Published August 24. 2010 05:00PM

Out of every 100 boy scouts, only two attain Eagle Scout status.

Despite those bleak odds, nothing could curtail Robert Keyser's quest to achieve the highest rank in the Boy Scouts of America.

Recently, fellow Palmerton Boy Scout Troop 20 members, family and friends attended Keyser's Eagle Scout of Honor held at the Stoney Ridge P.A.R.C. in Lower Towamensing Township.

In order to achieve the Eagle Award, a scout must earn 21 merit badges, as 11 badges are required by the Boy Scouts of America. In addition, they must complete a service project.

The main focus of the project is to show that the future Eagle Scout has leadership abilities and can take charge in setting up and completing a project.

For his project, Keyser raised nearly $1,100 to construct 15 benches around the park so senior citizens wouldn't have to climb bleachers. In addition, the benches are plastic, so they can easily be moved if someone wants to sit elsewhere in the park.

Keyser said he began his project May 14, 2009, and completed it on Feb. 17. All told, he said the project took 106 hours, which also includes help he received from others who assisted with the project.

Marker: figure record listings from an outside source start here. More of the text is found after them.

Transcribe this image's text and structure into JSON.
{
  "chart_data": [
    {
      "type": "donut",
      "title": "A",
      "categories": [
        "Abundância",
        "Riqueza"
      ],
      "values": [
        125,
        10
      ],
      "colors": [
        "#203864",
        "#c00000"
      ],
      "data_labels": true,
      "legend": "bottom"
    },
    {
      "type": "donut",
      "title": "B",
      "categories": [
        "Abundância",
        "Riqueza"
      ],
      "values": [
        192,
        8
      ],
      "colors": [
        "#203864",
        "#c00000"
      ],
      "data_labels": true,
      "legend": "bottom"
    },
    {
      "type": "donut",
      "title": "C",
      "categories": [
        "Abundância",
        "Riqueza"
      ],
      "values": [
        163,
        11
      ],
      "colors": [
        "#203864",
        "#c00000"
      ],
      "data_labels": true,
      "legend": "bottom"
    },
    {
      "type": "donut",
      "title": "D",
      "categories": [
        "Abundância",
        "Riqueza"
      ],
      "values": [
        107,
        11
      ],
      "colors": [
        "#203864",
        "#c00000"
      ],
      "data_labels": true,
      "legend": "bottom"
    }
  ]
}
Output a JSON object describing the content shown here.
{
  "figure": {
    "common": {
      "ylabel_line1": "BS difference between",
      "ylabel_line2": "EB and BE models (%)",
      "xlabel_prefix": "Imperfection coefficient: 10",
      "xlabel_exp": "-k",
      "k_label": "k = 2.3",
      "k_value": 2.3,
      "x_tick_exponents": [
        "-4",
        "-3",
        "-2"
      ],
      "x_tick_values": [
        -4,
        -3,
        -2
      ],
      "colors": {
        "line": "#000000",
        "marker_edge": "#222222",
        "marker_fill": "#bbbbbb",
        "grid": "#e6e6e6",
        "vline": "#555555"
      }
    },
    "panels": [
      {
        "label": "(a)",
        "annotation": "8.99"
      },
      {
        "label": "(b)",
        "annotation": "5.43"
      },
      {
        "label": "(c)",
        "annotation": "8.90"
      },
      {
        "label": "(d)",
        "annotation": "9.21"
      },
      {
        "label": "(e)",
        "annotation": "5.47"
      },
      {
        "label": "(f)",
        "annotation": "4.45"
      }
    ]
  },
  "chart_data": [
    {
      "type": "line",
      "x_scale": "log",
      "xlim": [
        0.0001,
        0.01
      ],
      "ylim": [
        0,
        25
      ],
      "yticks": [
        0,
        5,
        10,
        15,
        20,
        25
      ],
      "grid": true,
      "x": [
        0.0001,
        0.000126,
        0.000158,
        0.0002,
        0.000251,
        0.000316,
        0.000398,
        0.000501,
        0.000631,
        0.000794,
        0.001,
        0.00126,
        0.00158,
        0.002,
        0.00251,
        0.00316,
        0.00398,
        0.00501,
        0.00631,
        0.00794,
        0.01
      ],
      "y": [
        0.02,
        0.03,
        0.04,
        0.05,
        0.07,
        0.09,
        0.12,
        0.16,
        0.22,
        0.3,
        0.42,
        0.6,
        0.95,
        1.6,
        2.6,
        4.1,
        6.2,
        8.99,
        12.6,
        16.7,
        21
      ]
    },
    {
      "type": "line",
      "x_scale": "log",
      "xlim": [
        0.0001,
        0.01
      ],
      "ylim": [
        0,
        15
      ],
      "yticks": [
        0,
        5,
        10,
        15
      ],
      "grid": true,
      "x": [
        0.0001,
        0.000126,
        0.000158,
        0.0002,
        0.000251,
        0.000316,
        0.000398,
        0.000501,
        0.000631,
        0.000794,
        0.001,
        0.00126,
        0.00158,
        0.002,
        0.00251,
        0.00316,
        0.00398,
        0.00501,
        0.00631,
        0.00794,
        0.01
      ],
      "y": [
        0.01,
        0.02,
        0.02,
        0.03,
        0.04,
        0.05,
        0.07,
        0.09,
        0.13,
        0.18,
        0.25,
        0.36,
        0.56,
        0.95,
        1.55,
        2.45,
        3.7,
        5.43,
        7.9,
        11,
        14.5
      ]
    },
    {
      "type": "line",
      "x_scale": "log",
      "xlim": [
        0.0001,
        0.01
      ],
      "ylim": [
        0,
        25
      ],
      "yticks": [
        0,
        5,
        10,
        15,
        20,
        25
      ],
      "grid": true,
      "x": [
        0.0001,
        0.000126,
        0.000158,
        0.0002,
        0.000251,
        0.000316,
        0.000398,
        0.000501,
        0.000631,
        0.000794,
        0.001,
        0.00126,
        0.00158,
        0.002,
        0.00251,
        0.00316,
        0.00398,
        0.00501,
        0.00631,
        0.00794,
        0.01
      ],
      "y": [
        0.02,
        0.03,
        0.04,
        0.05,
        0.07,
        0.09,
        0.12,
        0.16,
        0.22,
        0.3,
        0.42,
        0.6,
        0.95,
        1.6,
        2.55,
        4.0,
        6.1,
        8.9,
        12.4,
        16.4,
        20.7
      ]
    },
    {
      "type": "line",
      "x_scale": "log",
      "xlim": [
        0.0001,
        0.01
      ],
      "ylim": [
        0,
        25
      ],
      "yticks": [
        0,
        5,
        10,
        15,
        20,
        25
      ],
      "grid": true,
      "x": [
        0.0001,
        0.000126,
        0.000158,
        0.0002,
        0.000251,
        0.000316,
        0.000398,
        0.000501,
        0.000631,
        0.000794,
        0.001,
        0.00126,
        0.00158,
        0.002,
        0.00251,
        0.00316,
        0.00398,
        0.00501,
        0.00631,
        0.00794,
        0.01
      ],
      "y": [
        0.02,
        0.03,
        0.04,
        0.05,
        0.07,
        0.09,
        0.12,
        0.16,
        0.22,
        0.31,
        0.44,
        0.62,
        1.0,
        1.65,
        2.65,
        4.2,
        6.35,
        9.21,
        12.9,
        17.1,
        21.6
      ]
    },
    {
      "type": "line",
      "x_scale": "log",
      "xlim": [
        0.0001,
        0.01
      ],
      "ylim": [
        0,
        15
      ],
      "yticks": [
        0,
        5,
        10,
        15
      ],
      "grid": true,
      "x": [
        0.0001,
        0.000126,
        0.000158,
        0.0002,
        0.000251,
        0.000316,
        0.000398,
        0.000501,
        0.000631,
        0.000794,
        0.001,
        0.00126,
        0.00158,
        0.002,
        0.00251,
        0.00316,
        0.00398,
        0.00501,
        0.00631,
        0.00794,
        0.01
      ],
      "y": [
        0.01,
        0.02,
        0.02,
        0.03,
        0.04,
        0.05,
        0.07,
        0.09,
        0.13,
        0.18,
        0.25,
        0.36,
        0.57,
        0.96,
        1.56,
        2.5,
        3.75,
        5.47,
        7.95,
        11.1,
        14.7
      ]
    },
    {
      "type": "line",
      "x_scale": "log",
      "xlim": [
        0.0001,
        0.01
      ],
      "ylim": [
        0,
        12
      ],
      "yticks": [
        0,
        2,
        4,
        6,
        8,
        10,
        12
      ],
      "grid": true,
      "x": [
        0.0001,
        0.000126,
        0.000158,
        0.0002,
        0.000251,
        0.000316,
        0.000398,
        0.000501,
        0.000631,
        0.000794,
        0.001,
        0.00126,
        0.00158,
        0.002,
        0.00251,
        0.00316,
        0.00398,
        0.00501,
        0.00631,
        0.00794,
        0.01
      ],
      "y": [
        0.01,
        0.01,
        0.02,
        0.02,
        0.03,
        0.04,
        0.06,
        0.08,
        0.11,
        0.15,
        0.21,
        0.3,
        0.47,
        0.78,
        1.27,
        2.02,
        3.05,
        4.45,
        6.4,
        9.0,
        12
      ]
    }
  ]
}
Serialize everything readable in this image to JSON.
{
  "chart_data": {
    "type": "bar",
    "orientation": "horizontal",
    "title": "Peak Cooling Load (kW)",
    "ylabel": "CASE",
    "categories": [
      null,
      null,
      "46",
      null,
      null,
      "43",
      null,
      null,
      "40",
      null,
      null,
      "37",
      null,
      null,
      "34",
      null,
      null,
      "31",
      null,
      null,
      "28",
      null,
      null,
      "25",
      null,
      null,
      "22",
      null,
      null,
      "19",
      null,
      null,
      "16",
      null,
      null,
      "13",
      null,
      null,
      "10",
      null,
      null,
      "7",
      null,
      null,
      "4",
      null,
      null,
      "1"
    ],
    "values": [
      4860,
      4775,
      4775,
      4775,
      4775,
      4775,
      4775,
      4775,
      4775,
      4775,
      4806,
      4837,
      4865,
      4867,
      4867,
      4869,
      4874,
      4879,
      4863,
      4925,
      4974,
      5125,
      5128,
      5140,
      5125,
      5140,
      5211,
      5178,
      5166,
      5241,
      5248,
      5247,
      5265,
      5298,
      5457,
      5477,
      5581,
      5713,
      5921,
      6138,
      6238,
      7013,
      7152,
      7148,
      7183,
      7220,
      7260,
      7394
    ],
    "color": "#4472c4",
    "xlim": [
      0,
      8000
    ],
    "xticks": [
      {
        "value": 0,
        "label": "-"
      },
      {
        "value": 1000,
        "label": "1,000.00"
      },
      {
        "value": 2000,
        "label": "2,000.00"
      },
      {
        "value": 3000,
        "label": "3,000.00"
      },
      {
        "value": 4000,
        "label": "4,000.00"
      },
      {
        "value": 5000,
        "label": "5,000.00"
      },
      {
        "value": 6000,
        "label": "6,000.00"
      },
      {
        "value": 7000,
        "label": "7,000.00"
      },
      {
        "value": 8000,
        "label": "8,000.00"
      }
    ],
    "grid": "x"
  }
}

After he was presented with his Eagle Award, Keyser was given the Eagle Scout Charge, or actual oath of responsibility, in which he was told to live with honor, show loyalty, be courageous, and be cheerful.

Scoutmaster James Schneck and assistant scoutmaster Randy Ashner decided to recount their memories of Keyser.

Schneck said Keyser was a "great asset" to the troop.

"What I'll remember most about Robert is his leadership ability and willingness to help other kids," Schneck said. "It was just a pleasure to have people like this."

Ashner said Keyser's personality and ability to work well with others always shined through.

"Robert was a real pleasure to the troop," Ashner said. "He always had a smiling face."

Keyser thanked everyone who made his day possible, and said scouting will always remain near and dear to his heart.

"Scouting has been fun," Keyser said. "I enjoyed it."